Asifa — My Thoughts on the Kathua Case


Image credit: https://www.newsbugz.com/kathua-rape-case/

Asifa’s photograph as it appeared in all the newspapers kept flashing before my eyes as my feet hit the concrete path during my morning walk. I consciously try to ignore the news about rapes that appear every day on social media and news notifications. Almost all of the reported rapes and molestations are about women and being a woman it agitates and scares me. However, Asifa’s case is receiving excessive media attention. A young child, kidnapped, drugged, tortured, gang-raped and killed. Calling it savage would be an understatement. I had to write about it.


The first time Asifa’s face flashed on my mobile screen, it reminded me of my student Ramya. Ramya was nine when I first met her. A year older than Asifa. Ramya doted on her brothers. She wanted to become a chef like one of her brothers. Her family was close knit and as they belonged to the low income community, all of them contributed to the family in every way possible. Asifa had two brothers. She must have cherished their company and enjoyed playing with them. She too, probably wanted in some way to be like her elder brother. She helped her family by tending to the herd. Ramya had lost her father when she was young. Her mother was her sole guardian. She loved the company of her only daughter. She talked about “girl stuff” with Ramya that she couldn’t with her two boys who were also much older and more independent than her daughter. Like Ramya, Asifa’s father mentioned to one of the reporters that Asifa kept her mother company while the others were away. Ramya’s mother wanted her to go to school and learn so that she could be independent. Asifa’s parents had the same dream for her. They wanted her to enjoy school like other children. Ramya is twenty today. She has completed her high school education and she works and contributes to the family while still enjoying the company of her brothers and her mother. It agonises me to think that Asifa will never know this life.


I text a friend at 3:30 am on Friday. After quitting a hectic corporate job, she had decided to take a break and volunteer with a public school nursed in the heart of Breswana in Jammu. Spending six months at this school had inspired her to pursue a career in education. She was excited to show me the pictures of the children and the videos of a play they had created of a model gram panchayat. The pictures depicted their inculpable character yet unstained by the stress of a modern lifestyle. Asifa in her appearance resembled those children. As told to a BBC reporter, her mother described her as a “chirping bird” who ran like a “deer”. Her big brown sprightly eyes are proof of her chirpiness. The parents of the students in this Jammu school wanted them to do well in life like most parents anywhere in the world would want for their children. Asifa’s parents were not overly ambitious. They wanted their daughter to go to school to learn how to live her life well. Now they know that education doesn’t teach us to lead a decent life. It does not give us achay-burey ki samajh. If it did then none of the accused would think of committing such a heinous crime. If our education did us justice then maybe Asifa would still be alive. Her eight-year-old body would be intact.

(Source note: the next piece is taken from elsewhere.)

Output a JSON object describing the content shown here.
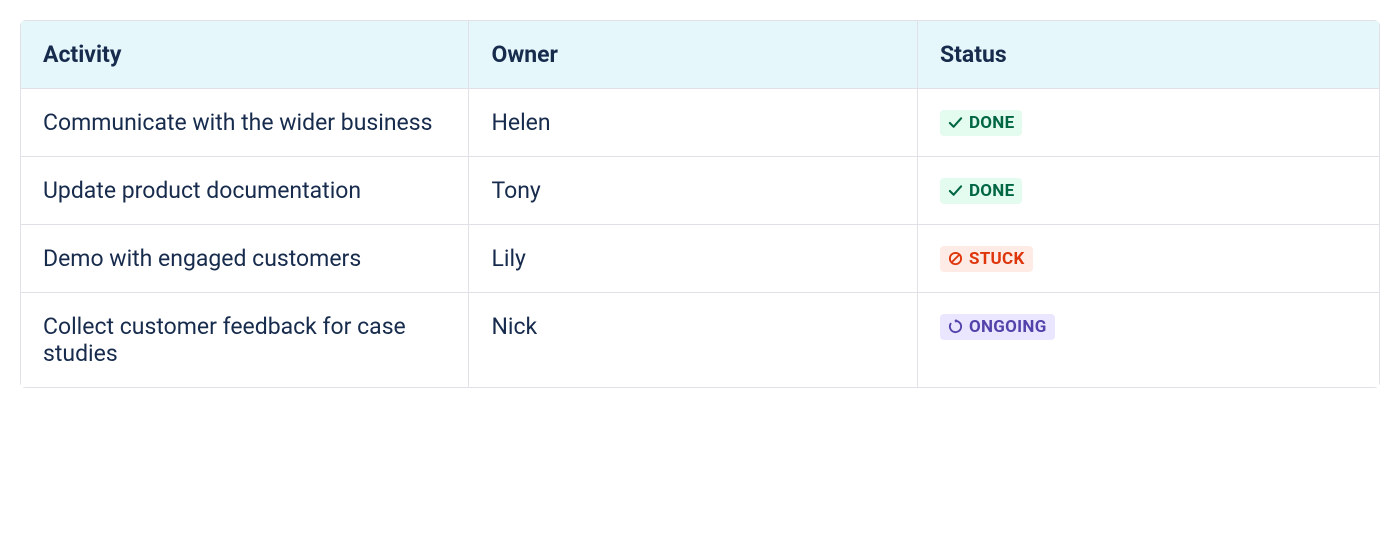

At 5:00 am I wake my husband up to inform him of my inability to sleep because what happened to Asifa haunts me. I convulse imagining the pain she must have had to bear. What mars me more is the fact that this happens to millions of children all around the world. A recent UN report stated that “Around 120 million girls worldwide (slightly more than 1 in 10) have experienced forced intercourse or other forced sexual acts”. I should know, because seven years ago when two of my students came up to me and told me that a man in the lane behind our school was showing them porn on the pretext of asking them for help with an address on his phone, I decided to talk to my students about how to handle such situations. When I sat my thirteen students in a circle and asked them if they have been sexually harassed before, ten out of ten of my female students raised their hands. My students then, were twelve.


As a young couple, the thought of starting a family strikes terror in me. A 2016 HuffingtonPost article reports that 180 children go missing in India every day. Most of them are never found. What fate do they suffer, considering that India is “ranked among the lowest four countries in the world” in terms of rape cases? It scares me to think of giving birth to a child in a country where justice is an illusion, where justice is the play-dough moulded by the wealthy and the powerful to suit their needs.

Politicians want to carry out candle marches to show their resistance. The people who are involved emotionally in Asifa’s case want to bring her rapists and murderers to justice. I wonder if any consequence, however severe it may be, would ever account for what happened to Asifa.


*The student’s name has been changed to protect her identity.